1 - SUJEITOS DO DELITO

 

Crime comum que é, a lesão corporal pode ser praticada por qualquer pessoa, mas a lei não incrimina a mera conduta da autolesão. Esta, entretanto, pode constituir o fato previsto pelo art. 171, § 2º, V, do CP, ou pelo art. 184 do CPM. Há crime de lesão corporal, entretanto, se um irresponsável (menor, insano mental etc.) ou uma pessoa totalmente embriagada ou drogada causa lesão em si mesmo por instigação do agente, respondendo este pelo delito.

 

Sujeito passivo é qualquer pessoa humana, que não o agente, referindo-se a lei com a palavra alguém ao fruto da fecundação a partir do início do parto.

 

 

2 - TIPO OBJETIVO

 

Crime de lesão corporal, nos termos legais, é qualquer alteração desfavorável produzida no organismo de outrem, anatômica ou funcional, local ou generalizada, de natureza física ou psíquica. O núcleo do tipo legal é o de ofender a integridade corporal ou a saúde de outrem, ou seja, causar, de qualquer forma (violência física ou moral), mal físico, fisiológico ou psíquico à vítima, com dano anatômico interno ou externo (ferimentos, equimoses, hematomas, fraturas, luxações, mutilações etc.), não se exigindo derramamento de sangue. Pode-se reconhecer o crime inclusive na omissão daquele que tem o dever de agir para evitar o resultado (art. 12, § 2º).
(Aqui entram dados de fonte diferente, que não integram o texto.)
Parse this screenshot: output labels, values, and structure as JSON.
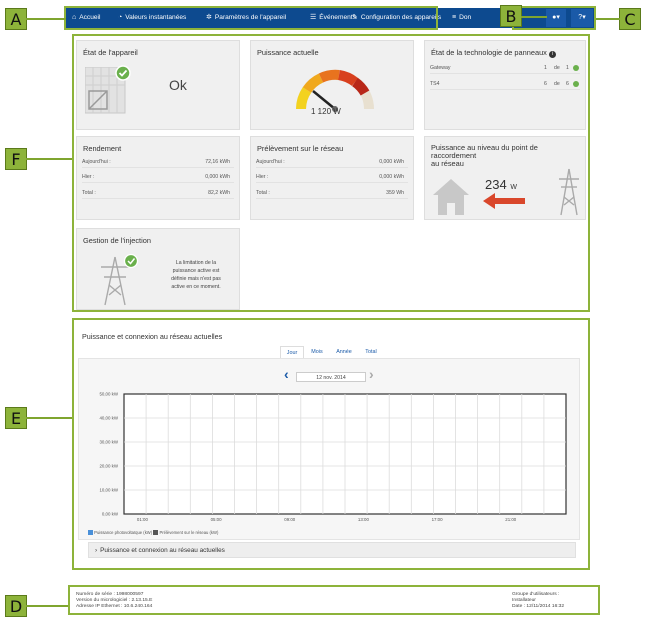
{
  "callouts": {
    "A": "A",
    "B": "B",
    "C": "C",
    "D": "D",
    "E": "E",
    "F": "F"
  },
  "nav": {
    "items": [
      {
        "label": "Accueil",
        "icon": "home-icon"
      },
      {
        "label": "Valeurs instantanées",
        "icon": "gauge-icon"
      },
      {
        "label": "Paramètres de l'appareil",
        "icon": "gear-icon"
      },
      {
        "label": "Événements",
        "icon": "list-icon"
      },
      {
        "label": "Configuration des appareils",
        "icon": "wrench-icon"
      },
      {
        "label": "Don",
        "icon": "database-icon"
      }
    ],
    "user_menu": "▾",
    "help_menu": "▾"
  },
  "cards": {
    "device_state": {
      "title": "État de l'appareil",
      "status": "Ok"
    },
    "current_power": {
      "title": "Puissance actuelle",
      "value": "1 120 W"
    },
    "panel_tech": {
      "title": "État de la technologie de panneaux",
      "rows": [
        {
          "label": "Gateway",
          "a": "1",
          "de": "de",
          "b": "1"
        },
        {
          "label": "TS4",
          "a": "6",
          "de": "de",
          "b": "6"
        }
      ]
    },
    "yield": {
      "title": "Rendement",
      "rows": [
        {
          "label": "Aujourd'hui :",
          "value": "72,16 kWh"
        },
        {
          "label": "Hier :",
          "value": "0,000 kWh"
        },
        {
          "label": "Total :",
          "value": "82,2 kWh"
        }
      ]
    },
    "grid_draw": {
      "title": "Prélèvement sur le réseau",
      "rows": [
        {
          "label": "Aujourd'hui :",
          "value": "0,000 kWh"
        },
        {
          "label": "Hier :",
          "value": "0,000 kWh"
        },
        {
          "label": "Total :",
          "value": "359 Wh"
        }
      ]
    },
    "grid_point": {
      "title_line1": "Puissance au niveau du point de raccordement",
      "title_line2": "au réseau",
      "value": "234",
      "unit": "W"
    },
    "feed_in": {
      "title": "Gestion de l'injection",
      "text1": "La limitation de la",
      "text2": "puissance active est",
      "text3": "définie mais n'est pas",
      "text4": "active en ce moment."
    }
  },
  "chart_section": {
    "title": "Puissance et connexion au réseau actuelles",
    "tabs": [
      "Jour",
      "Mois",
      "Année",
      "Total"
    ],
    "date": "12 nov. 2014",
    "legend1": "Puissance photovoltaïque (kW)",
    "legend2": "Prélèvement sur le réseau (kW)",
    "expander": "Puissance et connexion au réseau actuelles"
  },
  "chart_data": {
    "type": "area",
    "x_ticks": [
      "01:00",
      "05:00",
      "09:00",
      "13:00",
      "17:00",
      "21:00"
    ],
    "y_ticks": [
      "50,00 kW",
      "40,00 kW",
      "30,00 kW",
      "20,00 kW",
      "10,00 kW",
      "0,00 kW"
    ],
    "ylim": [
      0,
      50
    ],
    "grid": true,
    "series": [
      {
        "name": "Puissance photovoltaïque (kW)",
        "color": "#4a90d9",
        "values": []
      },
      {
        "name": "Prélèvement sur le réseau (kW)",
        "color": "#555555",
        "values": []
      }
    ]
  },
  "footer": {
    "serial": "Numéro de série : 1998000597",
    "firmware": "Version du micrologiciel : 2.13.15.E",
    "ip": "Adresse IP Ethernet : 10.6.240.164",
    "group_label": "Groupe d'utilisateurs :",
    "group": "Installateur",
    "date": "Date : 12/11/2014 16:32"
  },
  "colors": {
    "accent": "#8db33a",
    "nav": "#0d4a8f",
    "ok": "#6ab04c",
    "arrow": "#d9472b"
  }
}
Havendo relação de causalidade entre a conduta comissiva ou omissiva e o resultado, o crime ocorre. Não é indispensável que se cause dor à vítima, mesmo porque certas ofensas à saúde mental não a causam. A simples presença da dor, sem comprometimento físico qualquer, não constitui o crime de lesão corporal, mas com agressão pode configurar outro ilícito, como a contravenção de vias de fato (art. 21 da LCP). O corte da barba e do cabelo, ainda que sem consentimento do titular, não configura também lesão corporal, mas pode caracterizar injúria real, constrangimento ilegal, vias de fato etc. O crime se configura na ofensa à saúde da vítima, ou seja, um prejuízo ao equilíbrio funcional do organismo (moléstias, estados de inconsciência, paralisias, neuroses, insanidade mental, choque nervoso, convulsões etc.). É crime, também, agravar uma lesão preexistente. Constituindo a integridade fisiopsíquica um bem indisponível, o consentimento da vítima não desnatura o crime, exceto, evidentemente, quando autorizado pelo direito, como no caso de cirurgias, inclusive transplantes de órgãos de pessoas vivas, o que caracteriza o exercício regular de direito.

 

 

3 - TIPO SUBJETIVO

 

O dolo do crime de lesão corporal é a vontade de produzir um dano ao corpo ou à saúde de outrem ou assumir o risco de produzi-lo (animus laedendi ou nocendi). A lesão corporal culposa é prevista pelo art. 129, § 6º.

 

 

4 - EXCLUSÃO DO CRIME DE LESÃO CORPORAL

 

Não há crime de lesão corporal se o agente atua ao abrigo de uma excludente da antijuridicidade (estado de necessidade, legítima defesa, estrito cumprimento do dever legal e exercício regular de direito). Não há exclusão de antijuridicidade ou culpabilidade nas lesões ocorridas em desavenças familiares, mas são freqüentes as absolvições nessas situações por medidas de discutível política criminal em favor da união doméstica, principalmente no caso de reconciliação. Se nas cirurgias para a cura do paciente e nos transplantes (disciplinados pela lei nº 9.434, de 4-2-1997, regulamentada pelo Decreto nº 2.268, de 3-6-1997) é evidente o exercício regular do direito, desde que obedecidos os requisitos legais, discute-se a possibilidade de intervenções mutiladoras para a mudança de sexo do paciente. A orientação moderna é de se reconhecer a licitude da operação desde que seja efetuada, com as cautelas que o caso exige, para corrigir desajustamento psíquico, tratando-se nesse caso de procedimento curativo.

 

 

5 - CONSUMAÇÃO E TENTATIVA

 

Consuma-se o crime quando resulta para a vítima uma lesão à integridade física ou psíquica.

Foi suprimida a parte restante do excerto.